2016-06-30
Berlin (AP)--With so many places in Germany dedicated to remembering Jewish victims of the Holocaust, the director of Germany's new Jewish Museum said Monday that he hopes the new museum will stand as a memorial to Germany's living Jewish community.

The new permanent exhibition at the Jewish Museum, which opens with a gala celebration on Sept. 9, covers 2,000 years of Jewish history in Germany. Organizers are determined that the project won't be overwhelmed by the Nazi Holocaust of 6 million European Jews. "I find it very fitting that this is a place of memory, not only for those killed but also for life over many centuries,'' museum director Michael Blumenthal told a news conference.

Blumenthal, a former U.S. treasury secretary who fled Nazi Germany, recalled some of the many other places in Berlin and in Germany where the Holocaust specifically is remembered, including the Wannsee Villa, where Hitler's deputies finalized plans to annihilate Europe's Jews.

As part of the museum's efforts to focus attention on Jewish life in Germany, the last section of the new permanent exhibit concentrates on postwar Jewish history in Germany. "Jewish life in Germany is continuing to develop,'' Blumenthal said. "We don't want the visitors only to learn something about the history, but also we try to answer questions in the museum: What does it mean to be a Jew? What does it mean to be a Jew in Germany? What did it mean in early times to be a German Jew?''

Among the 3,900 artifacts exhibited will be a 10th-century copy of a decree on loan from the Vatican establishing the existence of a Jewish community in present-day southern Germany in the year 321.

But the permanent exhibition won't ignore the Holocaust. The Gallery of the Missing, designed by German artist Via Lewandowsky, will use sound and glass sculpture to encourage visitors to conjure images of Jewish artifacts that mostly disappeared in the Holocaust, said Ken Gorbey, a New Zealander who oversaw the design of the permanent exhibition.

More than 350,000 people have already visited the evocative steel building designed by American architect Daniel Liebeskind where the exhibition is being installed. The building was closed in January for the installation - which Blumenthal said was likely to continue until the last minute.
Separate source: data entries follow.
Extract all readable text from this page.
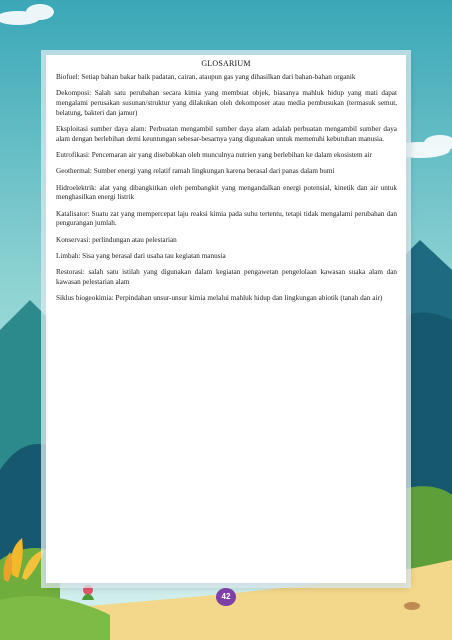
GLOSARIUM

Biofuel: Setiap bahan bakar baik padatan, cairan, ataupun gas yang dihasilkan dari bahan-bahan organik

Dekomposi: Salah satu perubahan secara kimia yang membuat objek, biasanya mahluk hidup yang mati dapat mengalami perusakan susunan/struktur yang dilakukan oleh dekomposer atau media pembusukan (termasuk semut, belatung, bakteri dan jamur)

Eksploitasi sumber daya alam: Perbuatan mengambil sumber daya alam adalah perbuatan mengambil sumber daya alam dengan berlebihan demi keuntungan sebesar-besarnya yang digunakan untuk memenuhi kebutuhan manusia.

Eutrofikasi: Pencemaran air yang disebabkan oleh munculnya nutrien yang berlebihan ke dalam ekosistem air

Geothermal: Sumber energi yang relatif ramah lingkungan karena berasal dari panas dalam bumi

Hidroelektrik: alat yang dibangkitkan oleh pembangkit yang mengandalkan energi potensial, kinetik dan air untuk menghasilkan energi listrik

Katalisator: Suatu zat yang mempercepat laju reaksi kimia pada suhu tertentu, tetapi tidak mengalami perubahan dan pengurangan jumlah.

Konservasi: perlindungan atau pelestarian

Limbah: Sisa yang berasal dari usaha tau kegiatan manusia

Restorasi: salah satu istilah yang digunakan dalam kegiatan pengawetan pengelolaan kawasan suaka alam dan kawasan pelestarian alam

Siklus biogeokimia: Perpindahan unsur-unsur kimia melalui mahluk hidup dan lingkungan abiotik (tanah dan air)

42
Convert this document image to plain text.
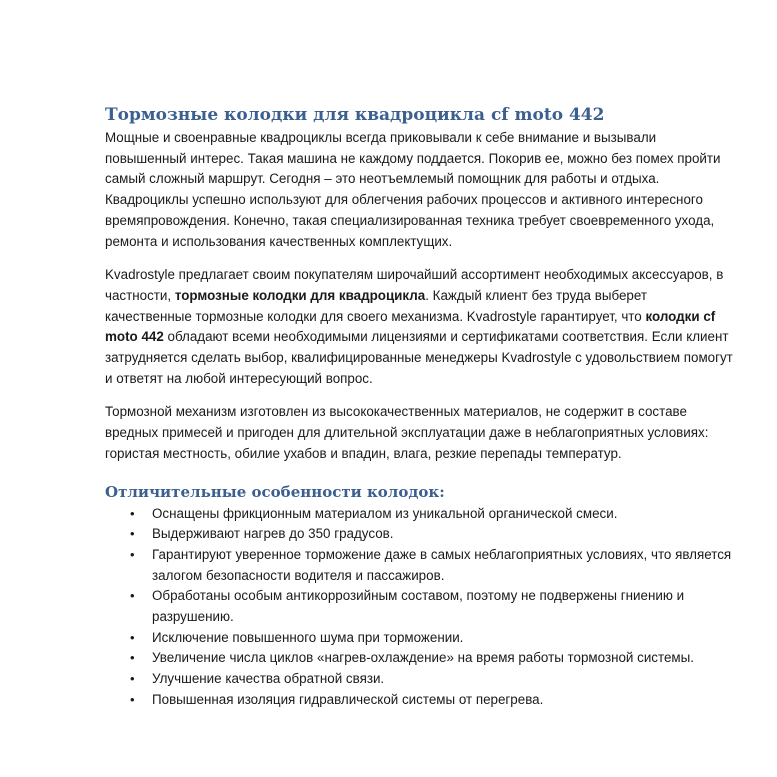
Тормозные колодки для квадроцикла cf moto 442

Мощные и своенравные квадроциклы всегда приковывали к себе внимание и вызывали повышенный интерес. Такая машина не каждому поддается. Покорив ее, можно без помех пройти самый сложный маршрут. Сегодня – это неотъемлемый помощник для работы и отдыха. Квадроциклы успешно используют для облегчения рабочих процессов и активного интересного времяпровождения. Конечно, такая специализированная техника требует своевременного ухода, ремонта и использования качественных комплектущих.

Kvadrostyle предлагает своим покупателям широчайший ассортимент необходимых аксессуаров, в частности, тормозные колодки для квадроцикла. Каждый клиент без труда выберет качественные тормозные колодки для своего механизма. Kvadrostyle гарантирует, что колодки cf moto 442 обладают всеми необходимыми лицензиями и сертификатами соответствия. Если клиент затрудняется сделать выбор, квалифицированные менеджеры Kvadrostyle с удовольствием помогут и ответят на любой интересующий вопрос.

Тормозной механизм изготовлен из высококачественных материалов, не содержит в составе вредных примесей и пригоден для длительной эксплуатации даже в неблагоприятных условиях: гористая местность, обилие ухабов и впадин, влага, резкие перепады температур.

Отличительные особенности колодок:
• Оснащены фрикционным материалом из уникальной органической смеси.
• Выдерживают нагрев до 350 градусов.
• Гарантируют уверенное торможение даже в самых неблагоприятных условиях, что является залогом безопасности водителя и пассажиров.
• Обработаны особым антикоррозийным составом, поэтому не подвержены гниению и разрушению.
• Исключение повышенного шума при торможении.
• Увеличение числа циклов «нагрев-охлаждение» на время работы тормозной системы.
• Улучшение качества обратной связи.
• Повышенная изоляция гидравлической системы от перегрева.
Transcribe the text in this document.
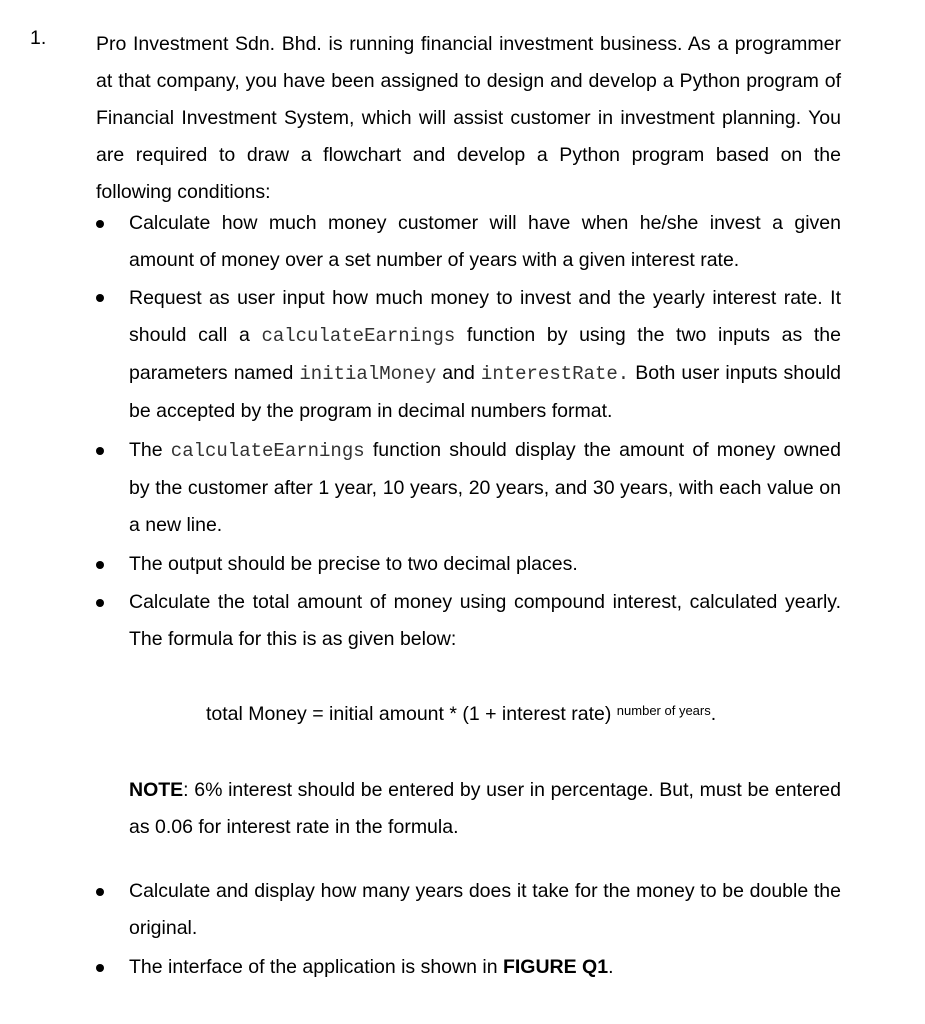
1.	Pro Investment Sdn. Bhd. is running financial investment business. As a programmer at that company, you have been assigned to design and develop a Python program of Financial Investment System, which will assist customer in investment planning. You are required to draw a flowchart and develop a Python program based on the following conditions:
Calculate how much money customer will have when he/she invest a given amount of money over a set number of years with a given interest rate.
Request as user input how much money to invest and the yearly interest rate. It should call a calculateEarnings function by using the two inputs as the parameters named initialMoney and interestRate. Both user inputs should be accepted by the program in decimal numbers format.
The calculateEarnings function should display the amount of money owned by the customer after 1 year, 10 years, 20 years, and 30 years, with each value on a new line.
The output should be precise to two decimal places.
Calculate the total amount of money using compound interest, calculated yearly. The formula for this is as given below:
total Money = initial amount * (1 + interest rate) $^{number of years}$.
NOTE: 6% interest should be entered by user in percentage. But, must be entered as 0.06 for interest rate in the formula.
Calculate and display how many years does it take for the money to be double the original.
The interface of the application is shown in FIGURE Q1.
The museum's opening will be marked by a week of events, beginning with a gala on Sept. 9 featuring Daniel Barenboim conducting the Chicago Symphony Orchestra playing Mahler's 7th symphony. The public will first be admitted on Sept. 12. The museum, which can accommodate more than 2,000 visitors a day, will be closed only three days a year: the Jewish holidays of Yom Kippur and Rosh Hashana and on Christmas Eve.